Pressure on Canada to meet emission targets as CO2 levels hit record high

Alexandra Mae JonesAlexandra Mae Jones, writer @AlexandraMaeJ

The level of carbon dioxide in the atmosphere hit a record high in 2018, according to new data put out Monday by the World Meteorological Organization, a revelation that casts a dim light on Canada’s current methods in battling the climate crisis.

Even more alarming, data from the United Nations-affiliated organization shows there is no sign of a slowdown in the rate of greenhouse gas concentration in the atmosphere, and that for some types, the concentration is increasing faster than ever.

WMO Secretary-General Petteri Taalas said in a statement that the continued increase in greenhouse gases is happening “despite all the commitments” under the Paris Agreement on Climate Change.

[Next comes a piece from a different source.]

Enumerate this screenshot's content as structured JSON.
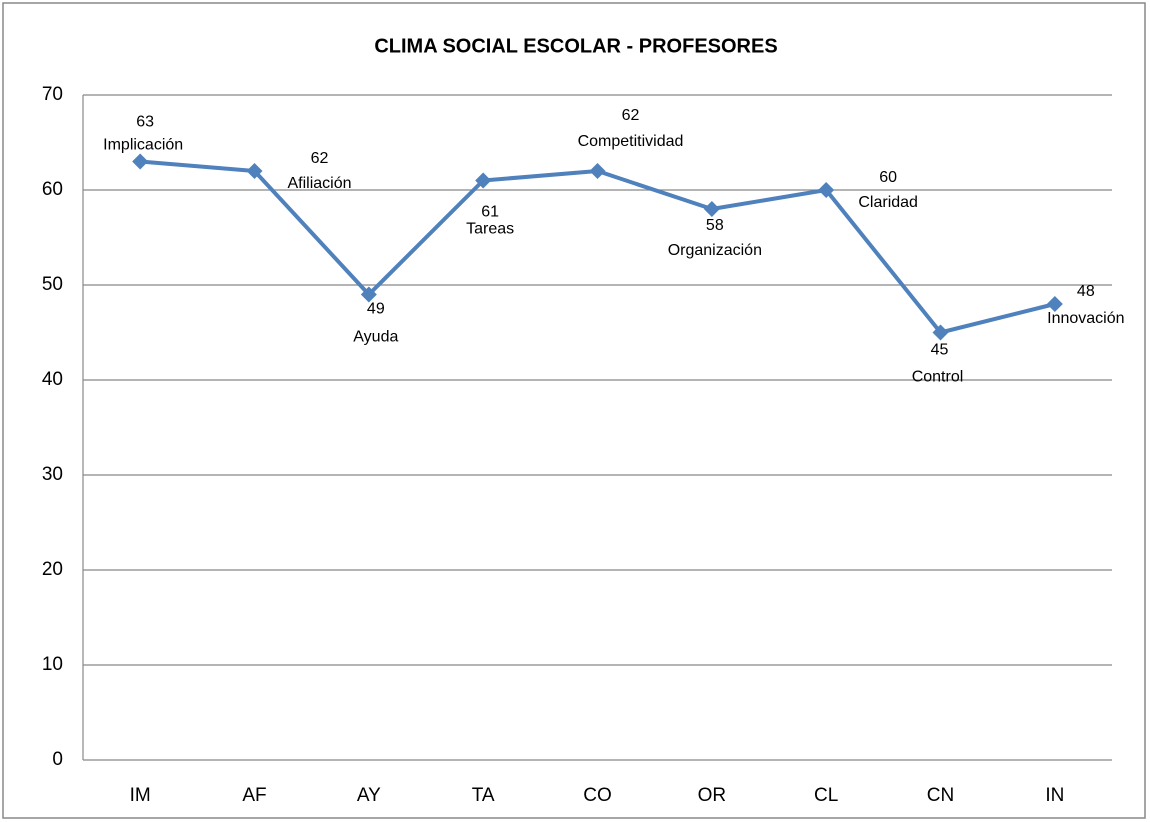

“We need to translate the commitments into action and increase the level of ambition for the sake of the future welfare of the mankind,” he said.

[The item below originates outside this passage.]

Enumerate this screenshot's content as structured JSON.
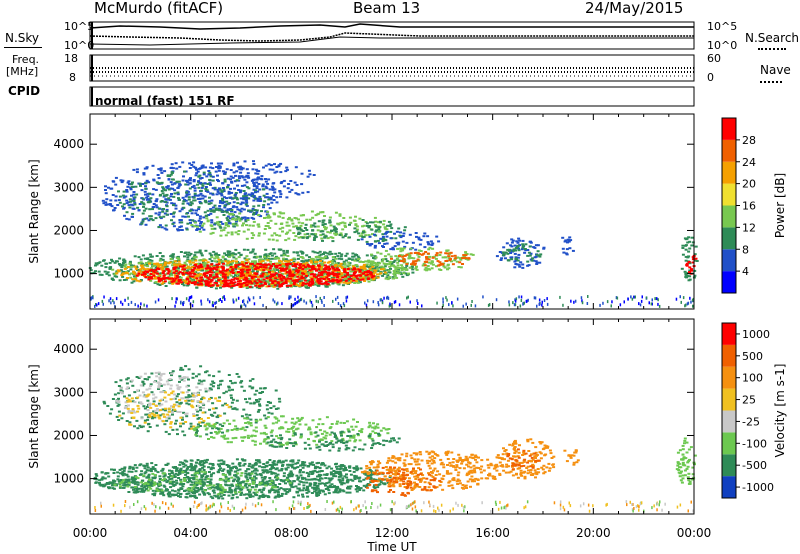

Speaking to CTV News, WMO’s Oksana Tarasova said that their observations of the levels of greenhouse gases in 2018 showed that “carbon dioxide increased with a rate which is quite close to the 10 years average, though methane — which is the second most important … greenhouse gas – increased with a higher rate than within (the) last 10 years.”

Nitrous oxide, which she explained was the third most damaging greenhouse gas, “increased even faster than we’ve seen ever in this whole history of observations.”

CO2 is responsible for around two-thirds of the Earth’s warming. Methane is responsible for 17 per cent of warming, according to WMO, while nitrous oxide causes around 6 per cent. The last time CO2 levels were this high was “3-5 million years ago,” Taalas said in the WMO statement.

“This continuing long-term trend means that future generations will be confronted with increasingly severe impacts of climate change, including rising temperatures, more extreme weather, water stress, sea level rise and disruption to marine and land ecosystems,” the statement reads.

This data comes only two weeks after Climate Transparency released a detailed analysis of which G20 countries are on track to meet their greenhouse-gas emissions targets — and Canada was one of the worst performers, assessed as unlikely to come near its targets.

Canadians have marched, chanted and demonstrated across the country, asking for more action on the part of the government to slow down the rate of devastating climate change, the effects of which we are already seeing. But so far, the policies have not followed.

The Canadian federal government has come under fire from climate activists and concerned citizens for the decision to purchase the Trans Mountain pipeline in 2018 and fund its expansion, even while promising to slash greenhouse-gas emissions.

They have claimed that the pipeline will yield another $500 million in corporate tax revenue to be spent on fighting climate change, but it’s still unclear where the figure came from and what is truly meant by it in terms of a climate plan.